2025-01-14

Using a Kubernetes Admission Webhook to Block Workloads When Capacity Is Not Available

A generalized design pattern for validating workload capacity before admitting tenant workloads into a Kubernetes cluster.

KubernetesGoAdmission Webhooks
Using a Kubernetes Admission Webhook to Block Workloads When Capacity Is Not Available

Kubernetes will happily accept a workload that cannot run. The scheduler may leave it pending forever, but by then the user already believes the platform accepted their request.

A validating admission webhook can move that failure earlier.

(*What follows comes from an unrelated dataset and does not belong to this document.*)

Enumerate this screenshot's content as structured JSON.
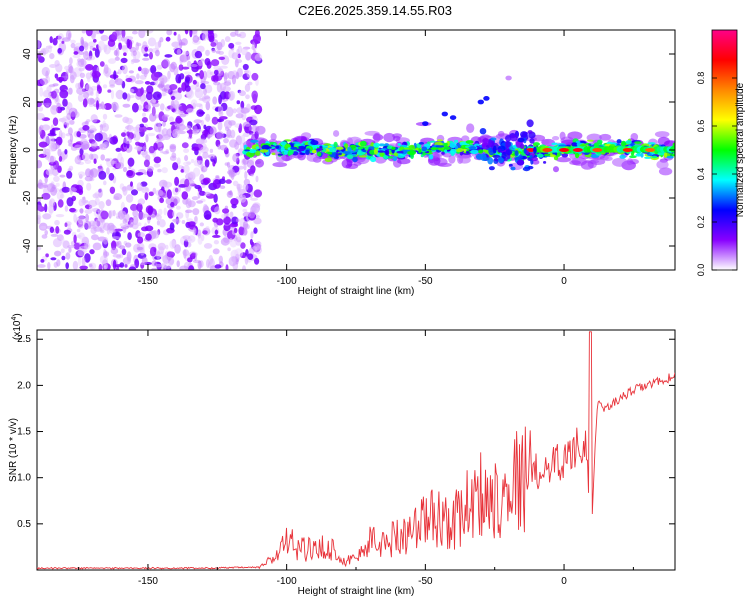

Instead of accepting a workload and discovering later that it cannot be scheduled, the platform can reject the request with a clear reason.

The basic pattern

The webhook receives an admission review for a workload type, evaluates the requested resources, compares them to available capacity and policy, then returns allow or deny.

At a high level:

User applies workload
        ↓
Kubernetes API server calls validating webhook
        ↓
Webhook checks requested CPU, memory, GPU, labels, and policy
        ↓
Webhook returns allowed=true or allowed=false with a reason

What to validate

The exact logic depends on the platform, but useful checks include:

  • requested CPU
  • requested memory
  • requested GPUs
  • node selectors
  • tolerations
  • required labels
  • namespace or tenant policy
  • current allocatable capacity
  • reserved capacity
  • platform safety buffer

Why this is useful

A good denial message is better than a silent pending pod.

Example:

Denied: requested 4 GPUs, but only 2 GPUs are currently available for this workload class.

That gives the user an answer immediately and avoids creating broken environments that someone has to clean up later.

Make the webhook boring

Admission webhooks sit directly in the API request path. That means they should be:

  • fast
  • highly available
  • easy to observe
  • conservative
  • explicit about failure behavior

For most capacity guardrails, I prefer strict failure behavior only after the webhook is stable and well monitored.

The bigger lesson

Admission control is not just a security feature. It is also a platform usability feature.

When done well, it turns confusing runtime failures into immediate, understandable feedback.